* The top story tonight: The budget deal appears to be on the fast track for passage through the Senate, with six Republicans now promising support (remember, the filibuster is still around for legislation). Orrin Hatch offers an interesting reason why:

“Hatch, ranking member of the Senate Finance Committee, said he is acting out of a realization that Republicans do not currently control the White House or Senate.”

It would be nice if he could pass along this startling news to his colleagues in the House.

* A federal judge has ruled that the NSA’s mass collection of phone records is likely unconstitutional. The grounds, of course, are the Fourth Amendment, which if you’ll recall includes this stipulation: “no Warrants shall issue, but upon probable cause, supported by Oath or affirmation, and particularly describing the place to be searched, and the persons or things to be seized.”

There’s a good chance this will end up before the Supreme Court.

* Strange news on Iran sanctions, which are being held up by the most Senate-y reason ever discovered:

Though many senators have made public demands for new sanctions on Iran, the effort in the chamber has been fractured by an apparent committee turf war and members offering competing proposals.

That would be some poetic justice, but I fear they’ll sort it out eventually.

* Nice point from EJ Dionne: politicians talk a good game about how families are the source of all that is good, but provide basically nothing in the way of tangible support for them.
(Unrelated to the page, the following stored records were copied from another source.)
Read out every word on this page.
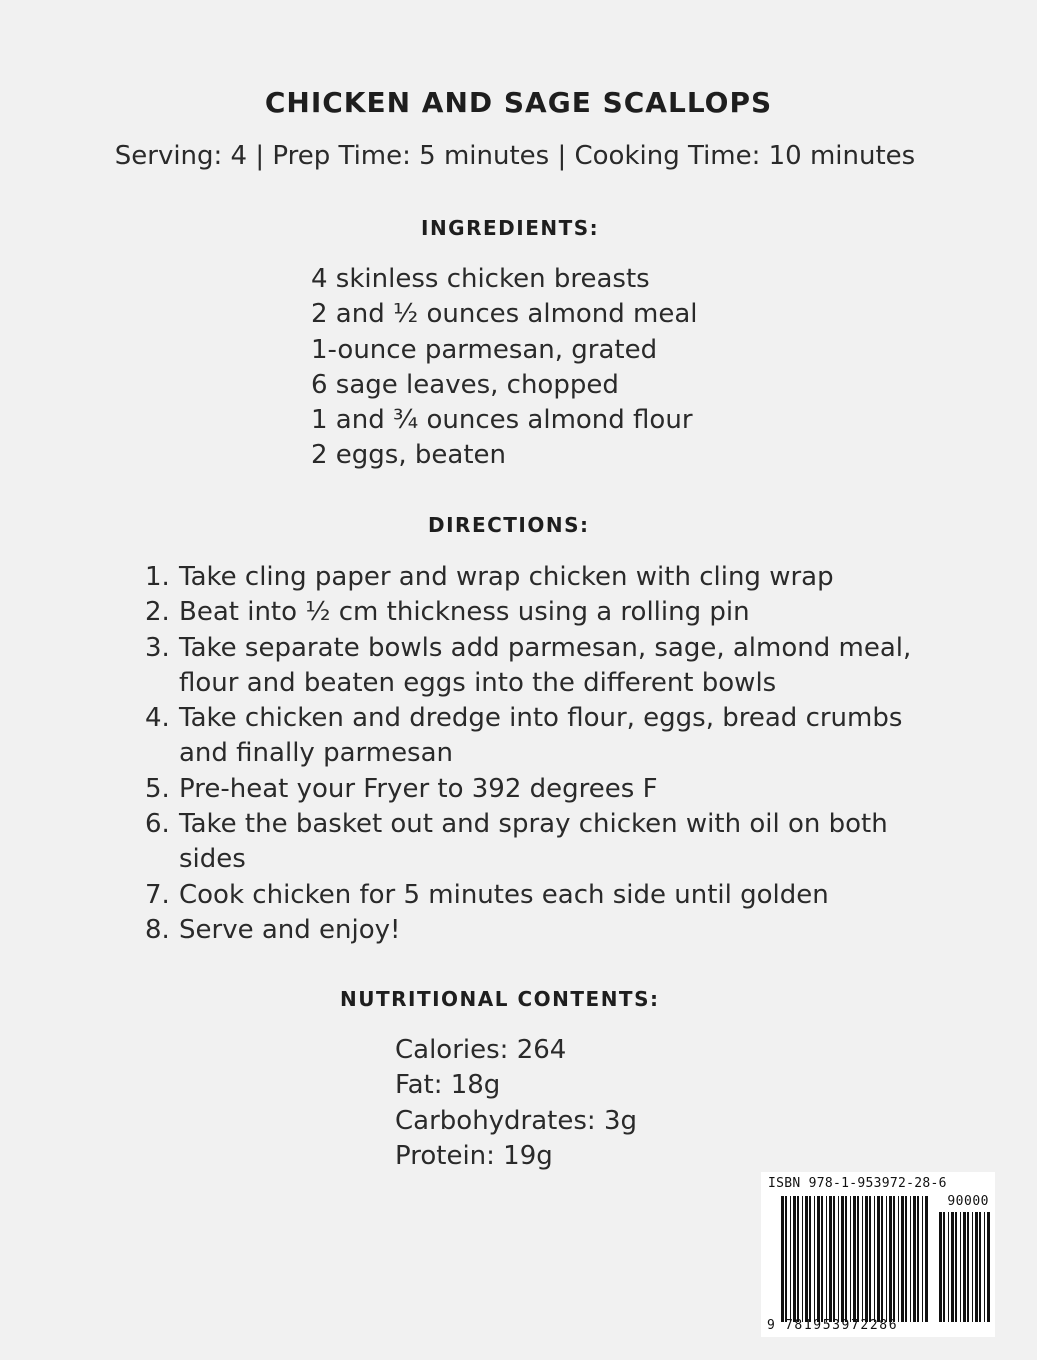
CHICKEN AND SAGE SCALLOPS

Serving: 4 | Prep Time: 5 minutes | Cooking Time: 10 minutes

INGREDIENTS:
4 skinless chicken breasts
2 and ½ ounces almond meal
1-ounce parmesan, grated
6 sage leaves, chopped
1 and ¾ ounces almond flour
2 eggs, beaten
DIRECTIONS:
1. Take cling paper and wrap chicken with cling wrap
2. Beat into ½ cm thickness using a rolling pin
3. Take separate bowls add parmesan, sage, almond meal, flour and beaten eggs into the different bowls
4. Take chicken and dredge into flour, eggs, bread crumbs and finally parmesan
5. Pre-heat your Fryer to 392 degrees F
6. Take the basket out and spray chicken with oil on both sides
7. Cook chicken for 5 minutes each side until golden
8. Serve and enjoy!
NUTRITIONAL CONTENTS:
Calories: 264
Fat: 18g
Carbohydrates: 3g
Protein: 19g
ISBN 978-1-953972-28-6
90000
9 781953972286
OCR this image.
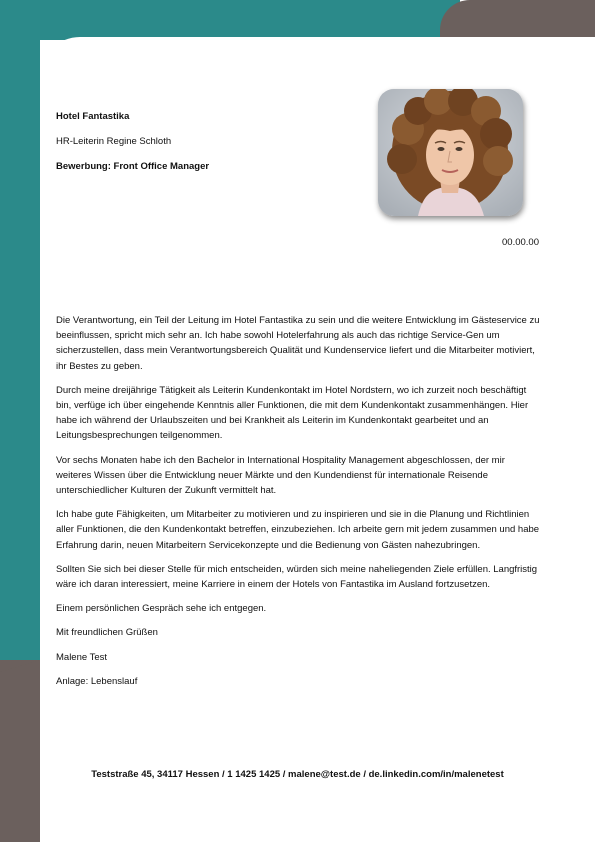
Hotel Fantastika
HR-Leiterin Regine Schloth
Bewerbung: Front Office Manager
00.00.00

Die Verantwortung, ein Teil der Leitung im Hotel Fantastika zu sein und die weitere Entwicklung im Gästeservice zu beeinflussen, spricht mich sehr an. Ich habe sowohl Hotelerfahrung als auch das richtige Service-Gen um sicherzustellen, dass mein Verantwortungsbereich Qualität und Kundenservice liefert und die Mitarbeiter motiviert, ihr Bestes zu geben.

Durch meine dreijährige Tätigkeit als Leiterin Kundenkontakt im Hotel Nordstern, wo ich zurzeit noch beschäftigt bin, verfüge ich über eingehende Kenntnis aller Funktionen, die mit dem Kundenkontakt zusammenhängen. Hier habe ich während der Urlaubszeiten und bei Krankheit als Leiterin im Kundenkontakt gearbeitet und an Leitungsbesprechungen teilgenommen.

Vor sechs Monaten habe ich den Bachelor in International Hospitality Management abgeschlossen, der mir weiteres Wissen über die Entwicklung neuer Märkte und den Kundendienst für internationale Reisende unterschiedlicher Kulturen der Zukunft vermittelt hat.

Ich habe gute Fähigkeiten, um Mitarbeiter zu motivieren und zu inspirieren und sie in die Planung und Richtlinien aller Funktionen, die den Kundenkontakt betreffen, einzubeziehen. Ich arbeite gern mit jedem zusammen und habe Erfahrung darin, neuen Mitarbeitern Servicekonzepte und die Bedienung von Gästen nahezubringen.

Sollten Sie sich bei dieser Stelle für mich entscheiden, würden sich meine naheliegenden Ziele erfüllen. Langfristig wäre ich daran interessiert, meine Karriere in einem der Hotels von Fantastika im Ausland fortzusetzen.

Einem persönlichen Gespräch sehe ich entgegen.

Mit freundlichen Grüßen

Malene Test

Anlage: Lebenslauf

Teststraße 45, 34117 Hessen / 1 1425 1425 / malene@test.de / de.linkedin.com/in/malenetest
Republicans’ beloved cuts to social insurance very often involve slashing benefits that help marginal families. Maybe we can enlist Megyn Kelly as a pro-family spokesperson?

* Good report from Jeff Spross about the bipartisan group working on cutting back the corn-based ethanol mandate. As I’ve said, it’s past time to cut our losses on this one.

* When it comes to Obamacare and sorting out whose predictions are best, Krugman says: follow the money. Big insurers have invested hugely in the system working out, which provides some hefty momentum to fix problems rather than scrap everything and start over.

* Great, due to poverty and poor sanitation, tropical diseases are making a comeback in the United States! I suggest we change the name from “Chagas disease” to “Freedom Parasites.” After all, what’s a little acute damage to the autonomic nervous system when we’re talking about being free from Big Government interference? Megacolon is a small price to pay for liberty.

* Marijuana legalization is saving millions of dollars in Colorado. People tend to forget that the criminal justice bureaucracy is staggeringly expensive, which is why some conservative reformers have come out in favor of cutting back America’s prison state. People also forget that alcohol prohibition was repealed in large part because of desperate government need for tax revenue.

* Good piece from Kathleen Geier taking a detailed look at just how horrible unemployment is for people. When one’s entire society operates around having a job — where it’s the source of both a basic baseline of physical, emotional and mental security — not being able to get one is just awful.

* Will the new Chase settlement on Madoff crimes against let most people off the hook? If the government ever wants to stop these repeated settlements, some banker is going to have to go to jail for breaking the law.

* Jared Bernstein’s new paper on inequality is definitely worth a read.

* And a great Christmas slideshow from The Atlantic.